The price of tripe-access could turn out to be somewhat eye-watering as well, especially since EE has a near eight month monopoly.  The most cost-effective monthly contract that gets you a 16 GB iPhone 5 (and we’re supposing you’re only buying a smartphone like the iPhone 5 because you plan on actually using its many talents) is £36 with the handset costing a one-off £109.  But what isn’t said is whether, when it becomes available, that price will include 4G connectivity.  What are the odds, you having signed a 2-year contract, you’ll be forking out extra for 4G?  Pretty good we’d say, because here are EE’s T&Cs: ‘When 4G launches a compatible device and plan on EE is required. Charges may apply and you’ll have to agree to a new minimum term on EE. Other terms apply.  Just how fast your 4G will be depends on a couple of things: where you are and how many other people are using 4G too.’ Huh?  More people use it and it’s slower?  Yup.  And I need to be near a transmitter to get a decent signal?  Yup again. And 4G will cost extra on top of the amount you quoted above?  Yup.  How much extra?  They’re not saying, the teasey-weasies!  On the plus side, all EE iPhone 5 contracts above the base one mentioned above give unlimited calls, texts and Internet, so downloading hunks of junk won’t cost you any more than the monthly payment.  More here.

Smartphone. Dumbphone.

TF has been lent an iPhone 5 so that we may discover its many wonders but we’re perhaps not best placed to appreciate them.  We’re not that popular so get few phone calls or texts, 90 per cent of our emails are junk and the remaining ten per cent are never so urgent we have to deal with them immediately.  We prefer gazing out of the window, or into space, when using public transport and would rather sit down a deux with Mrs Fogey, a glass of wine and sundry snacks to watch favoured TV programmes.  Likewise the sounds of the world around us are preferable to some jangling racket being fed into our skull.  We think Twitter is for desperate attention seekers and Facebook for people with no real friends (which is ironic because TF has few flesh & blood friends and still isn’t on Facebook.  Do you care that we ‘like’ snack-sized Crunchie?  No, thought not).  The camera will stitch together a lovely panorama pic but try printing one.  Make good use of the HD video facility and you’ll have eaten up those 16GB in no time. And although you can store videos in the iCloud if you want to access them on 3G/4G, unless you subscribe to an ‘unlimited’ plan doing so will come out of your roaming/download allowance, unlike videos that are stored on the phone’s hard drive which can be watched without being online at all. Want to watch your video footage on a TV?  You’ll need an Apple TV (£99) streaming box connected to your TV for that.  And the iPhone is such a beautiful piece of kit we worry about hurting it.  It almost needs a velvet cushion for moments of housebound repose and a quilted, ermine-lined bag for venturing outside.  Best leave it at home and take the battered old Sony Ericsson instead, that we don’t care about dropping or splattering with food but has worked faultlessly for many years in spite of serial abuse.
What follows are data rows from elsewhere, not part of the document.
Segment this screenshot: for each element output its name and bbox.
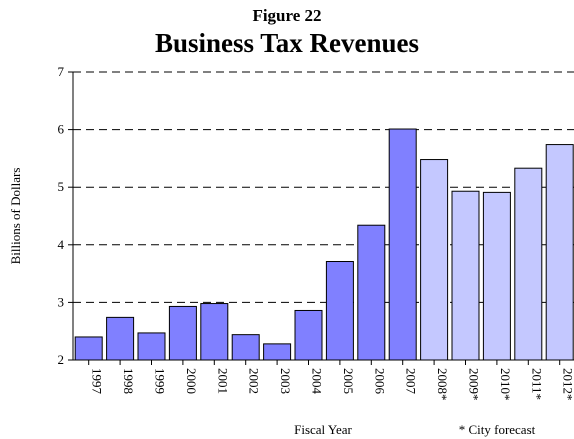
- y-tick-label: 7: [58, 64, 65, 79]
- bar-2000: [168, 305, 197, 361]
- bar-2011-forecast: [514, 167, 543, 361]
- y-tick-label: 2: [58, 352, 65, 367]
- x-tick-label: 2006: [372, 368, 387, 395]
- bar-1997: [74, 336, 103, 361]
- bar-1999: [137, 332, 166, 361]
- x-tick-label: 1998: [121, 368, 136, 394]
- bar-1998: [106, 316, 135, 361]
- y-tick-label: 5: [58, 179, 65, 194]
- x-tick-label: 2001: [215, 368, 230, 394]
- bar-2012-forecast: [545, 144, 574, 361]
- bar-2006: [357, 224, 386, 361]
- figure-label: Figure 22: [252, 6, 321, 25]
- x-tick-label: 2008*: [435, 368, 450, 401]
- x-tick-label: 2003: [278, 368, 293, 394]
- bar-2010-forecast: [482, 191, 511, 361]
- x-tick-label: 2000: [184, 368, 199, 394]
- x-tick-label: 1999: [153, 368, 168, 394]
- x-tick-label: 2007: [404, 368, 419, 395]
- x-tick-label: 2005: [341, 368, 356, 394]
- y-tick-labels: 2 3 4 5 6 7: [58, 64, 65, 367]
- x-tick-label: 2012*: [561, 368, 574, 401]
- bar-2008-forecast: [420, 159, 449, 361]
- axes: [68, 71, 574, 365]
- bar-2005: [325, 261, 354, 361]
- x-tick-label: 1997: [90, 368, 105, 395]
- x-tick-label: 2010*: [498, 368, 513, 401]
- chart-title: Business Tax Revenues: [155, 28, 419, 58]
- y-tick-label: 4: [58, 237, 65, 252]
- bar-2002: [231, 334, 260, 361]
- bar-2001: [200, 303, 229, 361]
- bar-2009-forecast: [451, 190, 480, 361]
- x-tick-labels: 1997 1998 1999 2000 2001 2002 2003 2004 2005 2006…: [90, 368, 574, 401]
- y-axis-label: Billions of Dollars: [8, 168, 23, 265]
- bar-2003: [263, 343, 292, 361]
- bar-2004: [294, 309, 323, 361]
- x-tick-label: 2004: [310, 368, 325, 395]
- forecast-footnote: * City forecast: [459, 422, 536, 437]
- bars: [74, 128, 574, 361]
- x-axis-label: Fiscal Year: [294, 422, 352, 437]
- x-tick-label: 2009*: [467, 368, 482, 401]
- x-tick-label: 2011*: [529, 368, 544, 400]
- bar-2007: [388, 128, 417, 361]
- y-tick-label: 6: [58, 122, 65, 137]
- y-tick-label: 3: [58, 294, 65, 309]
- x-tick-label: 2002: [247, 368, 262, 394]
So, Tech Fogey can’t help but think that all this 4G hysteria (the impending auction for the new tranche of 4G wavelengths will net the government an estimated £3 billion) is a colossal clamour of confusing shouty bollocks but that impressionable oiks will go mad for it in that unquestioning way they often do.  The phone companies are praying this happens; the government likewise because each stands to trouser a great deal of wedge as a consequence, even if all it means is that The Expendables II, Kerry Katona’s wobbly bits or Rhianna getting her baps out can always be with you.  It’s progress.  It’s the future.